Security hardening broke the pipeline
A security review added JWT auth to every /proxy/* endpoint. Correct move. But 11 files in the React Native app were using raw fetch() without Authorization headers. Everything 401'd. Fix: one workerFetch wrapper that pulls the JWT from tokenService and attaches it to every request.
Atom doubling
The pipeline was running twice per entry — once from the local pipeline trigger, once from a pull-to-refresh race condition. Added an existence check before reprocessing and a deleteAtomsByEntry before writing new atoms to prevent duplicates.
Environment contamination
Local SQLite was using the same filename across environments. Dev atoms showed up in prod. Fix: user-{id}-{env}.db. Same for sync timestamps — scoped to environment in AsyncStorage.
Deepgram voice transcription
Temp tokens use Bearer scheme, not Token. React Native WebSocket supports custom headers via a third constructor argument (unlike browser WebSocket). Lesson: read the manual before writing integration code.
By the numbers
- Before: 6 Docker containers, ~$40/month, 30s cold starts, Redis amnesia
- After: 1 Worker, ~$5/month (Workers Paid plan), sub-50ms cold starts, zero ops
- Pipeline: 5 phases run on-device, Worker handles AI inference only
- Search: Vectorize with per-user namespace isolation
- MCP: Full OAuth 2.1 + 5 user tools + 5 admin tools
- Environments: prod, dev, local — each with its own Worker, KV, and Turso DBs
The team
This was built by one human and two AI agents working in parallel:
- Blair — direction, architecture decisions, merging, prod deploys, UI work
- Lagos (Claude Opus) — backend migration, Worker code, pipeline, Turso, security fixes. Works from the terminal, ships PRs, cannot merge them.
- Hiro (Claude Sonnet) — code review, UI polish, security audit, frontend work on a parallel branch. The one who flagged the auth gap that Lagos then fixed.
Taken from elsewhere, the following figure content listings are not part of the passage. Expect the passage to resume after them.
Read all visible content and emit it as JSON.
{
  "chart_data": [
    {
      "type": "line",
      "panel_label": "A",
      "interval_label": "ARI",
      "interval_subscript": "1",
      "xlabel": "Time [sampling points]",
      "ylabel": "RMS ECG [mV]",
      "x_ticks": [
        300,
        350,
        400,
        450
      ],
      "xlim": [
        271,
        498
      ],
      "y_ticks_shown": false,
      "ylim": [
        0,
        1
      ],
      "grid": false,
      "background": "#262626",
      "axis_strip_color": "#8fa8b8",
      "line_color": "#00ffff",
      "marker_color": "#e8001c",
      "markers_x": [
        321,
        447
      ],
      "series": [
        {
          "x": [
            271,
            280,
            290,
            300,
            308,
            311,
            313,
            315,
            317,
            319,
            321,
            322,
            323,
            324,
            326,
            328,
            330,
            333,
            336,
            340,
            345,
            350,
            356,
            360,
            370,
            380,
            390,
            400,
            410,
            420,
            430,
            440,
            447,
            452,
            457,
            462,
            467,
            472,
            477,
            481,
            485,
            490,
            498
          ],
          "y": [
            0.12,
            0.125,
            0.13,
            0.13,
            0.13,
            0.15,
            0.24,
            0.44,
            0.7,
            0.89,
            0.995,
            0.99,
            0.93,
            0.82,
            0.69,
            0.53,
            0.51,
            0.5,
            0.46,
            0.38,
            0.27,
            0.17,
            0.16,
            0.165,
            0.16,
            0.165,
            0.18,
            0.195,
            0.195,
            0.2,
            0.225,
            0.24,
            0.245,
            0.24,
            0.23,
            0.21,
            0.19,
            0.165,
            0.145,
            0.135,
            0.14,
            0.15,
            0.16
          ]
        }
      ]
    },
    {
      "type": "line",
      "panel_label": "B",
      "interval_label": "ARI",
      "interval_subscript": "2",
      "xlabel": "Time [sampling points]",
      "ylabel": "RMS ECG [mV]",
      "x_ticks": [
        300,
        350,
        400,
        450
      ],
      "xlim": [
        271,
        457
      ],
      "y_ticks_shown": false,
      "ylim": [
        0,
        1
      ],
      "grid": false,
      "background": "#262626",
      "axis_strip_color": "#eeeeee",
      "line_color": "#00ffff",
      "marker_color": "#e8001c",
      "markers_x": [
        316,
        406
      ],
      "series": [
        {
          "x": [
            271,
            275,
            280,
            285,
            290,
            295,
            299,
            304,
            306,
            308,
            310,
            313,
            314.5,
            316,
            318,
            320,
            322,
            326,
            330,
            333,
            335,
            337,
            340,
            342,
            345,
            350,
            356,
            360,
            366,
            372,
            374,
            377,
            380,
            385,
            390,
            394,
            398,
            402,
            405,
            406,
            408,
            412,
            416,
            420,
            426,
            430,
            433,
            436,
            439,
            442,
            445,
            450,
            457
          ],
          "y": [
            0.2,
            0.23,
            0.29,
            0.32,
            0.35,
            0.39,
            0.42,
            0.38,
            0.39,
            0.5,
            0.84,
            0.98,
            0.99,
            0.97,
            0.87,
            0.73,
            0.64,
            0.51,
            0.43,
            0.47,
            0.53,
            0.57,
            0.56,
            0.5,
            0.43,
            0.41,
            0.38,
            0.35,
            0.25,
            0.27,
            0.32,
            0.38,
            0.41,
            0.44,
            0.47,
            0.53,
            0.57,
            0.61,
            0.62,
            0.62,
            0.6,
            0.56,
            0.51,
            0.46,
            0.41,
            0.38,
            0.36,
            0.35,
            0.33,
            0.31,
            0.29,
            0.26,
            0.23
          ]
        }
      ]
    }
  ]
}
Lagos and Hiro coordinate via a shared Telegram group. Blair merges. That's the whole org chart.
What's next
The backend is dead. Long live the Worker. What's left:
- CI/CD pipeline for automated Worker deploys
- Static site migration (this blog, the landing pages)
- Shut down the Docker Compose stack for good
- Historical figures generation via Durable Object alarms (stashed, coming back)
The goal was always to get to a place where the infrastructure disappears — where adding a feature means writing one function in one file, not wiring up three services. We're there now.